If we no longer need personal information that we hold about you, we will take reasonable steps to destroy or de-identify it, unless:

• the information is (or is contained in) a public record, or
• we are required to retain the information under Australian law or a court or tribunal order.

9. Data breaches

A data breach refers to any circumstance in which either of the following has occurred:

• unauthorised access to, or unauthorised disclosure of, information
• the loss of information in circumstances where unauthorised access to, or unauthorised
  disclosure of, the information is likely to occur.

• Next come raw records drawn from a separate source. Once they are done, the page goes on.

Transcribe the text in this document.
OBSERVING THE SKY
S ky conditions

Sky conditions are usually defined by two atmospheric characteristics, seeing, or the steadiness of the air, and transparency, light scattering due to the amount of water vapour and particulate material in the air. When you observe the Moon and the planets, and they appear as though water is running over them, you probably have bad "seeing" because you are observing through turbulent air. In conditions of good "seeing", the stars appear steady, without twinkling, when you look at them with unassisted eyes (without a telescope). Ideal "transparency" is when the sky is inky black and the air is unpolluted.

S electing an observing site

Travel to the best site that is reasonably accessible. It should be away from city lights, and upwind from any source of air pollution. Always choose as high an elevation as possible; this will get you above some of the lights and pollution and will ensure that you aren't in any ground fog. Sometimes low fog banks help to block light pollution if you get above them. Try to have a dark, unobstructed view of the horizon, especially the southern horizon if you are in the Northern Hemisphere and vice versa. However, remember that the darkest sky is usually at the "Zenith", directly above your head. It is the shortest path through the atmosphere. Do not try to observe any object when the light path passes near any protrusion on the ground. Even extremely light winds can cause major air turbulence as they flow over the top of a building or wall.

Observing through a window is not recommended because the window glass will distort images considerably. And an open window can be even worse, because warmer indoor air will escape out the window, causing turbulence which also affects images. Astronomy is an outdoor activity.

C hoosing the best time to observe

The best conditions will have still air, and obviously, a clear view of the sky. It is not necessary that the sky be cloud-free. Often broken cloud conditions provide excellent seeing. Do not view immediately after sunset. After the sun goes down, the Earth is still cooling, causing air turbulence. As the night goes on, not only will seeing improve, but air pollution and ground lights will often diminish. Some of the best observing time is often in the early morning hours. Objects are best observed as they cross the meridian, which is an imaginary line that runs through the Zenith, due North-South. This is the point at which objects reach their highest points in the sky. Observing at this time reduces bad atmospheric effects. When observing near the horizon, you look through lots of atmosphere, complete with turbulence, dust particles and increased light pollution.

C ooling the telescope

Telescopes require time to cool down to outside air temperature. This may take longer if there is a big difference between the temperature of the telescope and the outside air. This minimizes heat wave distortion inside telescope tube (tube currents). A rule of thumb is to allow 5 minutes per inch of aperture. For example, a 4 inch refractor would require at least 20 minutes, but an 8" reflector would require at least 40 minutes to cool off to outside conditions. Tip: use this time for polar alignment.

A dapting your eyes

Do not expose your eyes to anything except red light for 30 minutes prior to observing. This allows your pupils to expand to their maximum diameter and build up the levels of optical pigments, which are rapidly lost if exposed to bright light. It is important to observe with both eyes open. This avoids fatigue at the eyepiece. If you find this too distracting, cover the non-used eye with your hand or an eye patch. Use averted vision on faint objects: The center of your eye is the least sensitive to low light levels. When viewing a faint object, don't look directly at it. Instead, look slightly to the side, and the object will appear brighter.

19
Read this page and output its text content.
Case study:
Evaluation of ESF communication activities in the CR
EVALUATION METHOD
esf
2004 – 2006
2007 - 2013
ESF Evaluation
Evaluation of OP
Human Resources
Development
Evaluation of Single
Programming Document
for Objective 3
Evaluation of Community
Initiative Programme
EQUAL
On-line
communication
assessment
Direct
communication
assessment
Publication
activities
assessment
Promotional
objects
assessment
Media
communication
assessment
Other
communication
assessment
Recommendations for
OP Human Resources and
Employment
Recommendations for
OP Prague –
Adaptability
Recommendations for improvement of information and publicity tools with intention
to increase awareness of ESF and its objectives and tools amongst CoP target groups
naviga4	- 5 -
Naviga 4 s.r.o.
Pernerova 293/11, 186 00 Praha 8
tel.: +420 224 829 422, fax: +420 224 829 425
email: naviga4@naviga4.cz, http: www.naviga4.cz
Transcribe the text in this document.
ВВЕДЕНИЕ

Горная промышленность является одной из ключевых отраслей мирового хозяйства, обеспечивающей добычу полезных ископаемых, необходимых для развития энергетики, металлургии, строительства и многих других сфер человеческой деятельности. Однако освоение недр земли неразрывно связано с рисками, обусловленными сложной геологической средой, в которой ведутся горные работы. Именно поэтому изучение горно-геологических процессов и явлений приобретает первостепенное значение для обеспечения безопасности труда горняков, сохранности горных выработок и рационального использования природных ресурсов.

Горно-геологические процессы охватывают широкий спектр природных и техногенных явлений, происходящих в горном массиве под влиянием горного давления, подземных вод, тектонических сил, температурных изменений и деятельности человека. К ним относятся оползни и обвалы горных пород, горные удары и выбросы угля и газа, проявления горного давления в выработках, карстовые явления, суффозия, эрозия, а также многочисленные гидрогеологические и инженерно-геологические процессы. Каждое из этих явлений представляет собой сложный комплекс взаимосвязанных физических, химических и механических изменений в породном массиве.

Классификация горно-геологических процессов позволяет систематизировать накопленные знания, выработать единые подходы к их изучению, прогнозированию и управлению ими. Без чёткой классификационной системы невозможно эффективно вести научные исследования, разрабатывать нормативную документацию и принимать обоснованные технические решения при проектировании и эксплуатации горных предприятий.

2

A data breach may or may not involve personal information. Where a data breach involves personal information, and where this is likely to result in serious harm to the individual/s whose information it is, this is known as an 'eligible data breach'. Except in limited circumstances, we are required to notify affected individuals and the appropriate privacy regulator of an eligible data breach.

We will manage data breaches, including eligible data breaches, in accordance with our Data Breach Policy.

10. Privacy complaints

If you believe that we've failed to handle your personal information appropriately, you can make a privacy complaint.

You can only make a privacy complaint on behalf of another person if:

• they have authorised you to do so
• they are a minor/child and you are their parent or guardian
• they lack capacity and you are their guardian
• you have other legal authority to act for them.

To make a privacy complaint to us, you must send your complaint to us in writing and include:

• an address for us to respond to you (e.g. an email address).
• details about the matter or issues you're complaining about (e.g. what we did, or what we failed to do, with your personal information that you believe has breached our obligations under the QPPs and the IP Act).

You must send your complaint to us within 12 months of becoming aware of the act or practice you think constitutes a breach of our obligations under the QPPs and the IP Act. If you're making a privacy complaint on behalf of someone else, please include an authority from them or other evidence (e.g. a birth certificate showing that they are a minor/child and you are their parent).

10.1. Contact address for submitting privacy complaints

Email
CDSBRTIandPrivacy@cdsb.qld.gov.au

Post
Right to Information and Privacy
Department of Customer Services, Open Data and Small and Family Business
PO Box 15086
CITY EAST QLD 4002

10.2. Timeframe for handling privacy complaints

Under the IP Act, we have 45 business days to respond to your privacy complaint. If we need additional time to respond to your complaint, we will ask you before the end of the 45-business-day period.

If you don't receive a response to your complaint within the response period, or if you're not satisfied with our response, you may refer your complaint to the Office of the Information Commissioner (OIC). For further information, please refer to OIC's Make a privacy complaint page.

11. Approval

Approved by Deputy Director-General, Coporate Services on 26 June 2025.